Solve a trigonometric equation

[anemone]

Solve the equation

\(\displaystyle \cos^2 \left(\frac{\pi}{4}(\sin x+\sqrt{2}\cos^2 x)\right)-\tan^2 \left(x+\frac{\pi}{4}\tan^2 x\right)=1\)

 

[Prove It]

Solve the equation

\(\displaystyle \cos^2 \left(\frac{\pi}{4}(\sin x+\sqrt{2}\cos^2 x)\right)-\tan^2 \left(x+\frac{\pi}{4}\tan^2 x\right)=1\)

I would probably start by moving the tangent function to the other side and applying the Pythagorean Identity to convert everything to cosines...

 

[mathworker]

yeah there by it will become product of 2 cosine's =1 that means both equal to 1

 

[MarkFL]

I would probably start by moving the tangent function to the other side and applying the Pythagorean Identity to convert everything to cosines...

People posting problems in this sub-forum are presumed to already have worked out the solution in full and are posting the problem as a challenge to others to solve rather than asking for help.

 

[kaliprasad]

Solve the equation

\(\displaystyle \cos^2 \left(\frac{\pi}{4}(\sin x+\sqrt{2}\cos^2 x)\right)-\tan^2 \left(x+\frac{\pi}{4}\tan^2 x\right)=1\)

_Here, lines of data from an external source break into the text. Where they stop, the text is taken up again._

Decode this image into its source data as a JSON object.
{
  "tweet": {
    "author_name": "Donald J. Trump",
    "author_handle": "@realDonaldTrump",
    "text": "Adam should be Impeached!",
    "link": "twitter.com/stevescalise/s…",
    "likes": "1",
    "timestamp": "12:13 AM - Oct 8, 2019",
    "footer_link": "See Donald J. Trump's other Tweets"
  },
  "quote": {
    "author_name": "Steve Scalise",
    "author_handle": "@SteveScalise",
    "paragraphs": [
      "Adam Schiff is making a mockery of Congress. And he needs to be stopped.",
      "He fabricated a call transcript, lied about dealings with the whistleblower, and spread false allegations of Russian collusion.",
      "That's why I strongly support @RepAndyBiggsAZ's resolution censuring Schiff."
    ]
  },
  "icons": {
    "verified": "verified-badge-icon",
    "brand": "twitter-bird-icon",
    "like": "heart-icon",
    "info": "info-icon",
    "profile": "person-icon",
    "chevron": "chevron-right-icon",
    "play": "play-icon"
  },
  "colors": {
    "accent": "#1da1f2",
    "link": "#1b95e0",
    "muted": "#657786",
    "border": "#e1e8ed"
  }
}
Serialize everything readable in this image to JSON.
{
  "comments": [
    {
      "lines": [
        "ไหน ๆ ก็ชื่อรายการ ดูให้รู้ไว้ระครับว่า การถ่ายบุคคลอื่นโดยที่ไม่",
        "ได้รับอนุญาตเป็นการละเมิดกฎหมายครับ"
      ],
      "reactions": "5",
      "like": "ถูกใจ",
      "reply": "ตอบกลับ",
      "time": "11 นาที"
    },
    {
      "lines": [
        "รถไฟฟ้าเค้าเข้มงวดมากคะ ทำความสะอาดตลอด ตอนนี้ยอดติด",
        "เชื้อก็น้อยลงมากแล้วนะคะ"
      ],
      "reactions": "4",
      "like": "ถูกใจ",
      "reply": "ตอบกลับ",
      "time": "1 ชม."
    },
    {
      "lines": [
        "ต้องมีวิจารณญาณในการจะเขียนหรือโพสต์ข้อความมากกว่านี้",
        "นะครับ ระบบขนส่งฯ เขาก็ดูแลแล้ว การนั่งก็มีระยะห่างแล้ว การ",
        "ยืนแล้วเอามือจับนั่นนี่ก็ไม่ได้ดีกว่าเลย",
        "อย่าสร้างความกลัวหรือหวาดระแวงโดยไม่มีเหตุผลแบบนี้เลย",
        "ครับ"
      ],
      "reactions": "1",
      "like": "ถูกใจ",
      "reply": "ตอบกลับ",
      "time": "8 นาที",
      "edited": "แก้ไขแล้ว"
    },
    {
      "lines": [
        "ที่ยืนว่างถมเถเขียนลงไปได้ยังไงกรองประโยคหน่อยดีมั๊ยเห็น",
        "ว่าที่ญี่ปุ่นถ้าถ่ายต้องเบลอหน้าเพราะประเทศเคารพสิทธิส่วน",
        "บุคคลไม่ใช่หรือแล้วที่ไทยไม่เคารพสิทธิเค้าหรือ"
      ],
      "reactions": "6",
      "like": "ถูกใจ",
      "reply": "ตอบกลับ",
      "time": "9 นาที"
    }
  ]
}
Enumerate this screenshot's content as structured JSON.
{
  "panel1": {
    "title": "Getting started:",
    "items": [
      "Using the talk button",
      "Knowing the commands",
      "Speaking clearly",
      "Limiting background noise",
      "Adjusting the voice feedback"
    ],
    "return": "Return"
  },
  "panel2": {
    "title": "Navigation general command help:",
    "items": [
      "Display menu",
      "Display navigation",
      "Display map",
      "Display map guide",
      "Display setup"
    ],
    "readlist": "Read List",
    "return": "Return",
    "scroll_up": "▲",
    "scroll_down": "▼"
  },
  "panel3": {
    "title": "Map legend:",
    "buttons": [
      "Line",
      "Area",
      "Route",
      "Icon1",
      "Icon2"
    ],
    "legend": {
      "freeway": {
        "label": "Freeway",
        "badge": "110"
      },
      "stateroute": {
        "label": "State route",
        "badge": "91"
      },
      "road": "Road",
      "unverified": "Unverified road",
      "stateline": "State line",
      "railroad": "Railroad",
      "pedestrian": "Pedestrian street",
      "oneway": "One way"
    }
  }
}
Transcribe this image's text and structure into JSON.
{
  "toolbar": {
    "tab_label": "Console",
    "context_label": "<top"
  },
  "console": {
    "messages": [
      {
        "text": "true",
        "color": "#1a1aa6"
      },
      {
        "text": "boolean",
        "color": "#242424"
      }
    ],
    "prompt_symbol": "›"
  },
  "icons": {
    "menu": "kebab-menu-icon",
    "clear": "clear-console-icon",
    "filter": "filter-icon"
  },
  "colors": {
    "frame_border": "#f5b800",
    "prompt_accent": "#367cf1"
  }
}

as cos^2 t < = 1 and tan ^2 a >= 0 so the 1st term is 1 and 2nd term is zero.

So cos^2(π/4(sinx+√2 cos2x)) = 1 and tan^2(x+π/4tan^2x) = 0

So (x+π/4tan^2 x) = n π , x = 0 is a solution and other solutions are
= n π – π/4(this I found by guessing tan ^2x =1 and not rigorously)

cos^2(π/4(sin x+√2cos^2x)) = 1 when x = 2 n π – π/4
hence this is the solution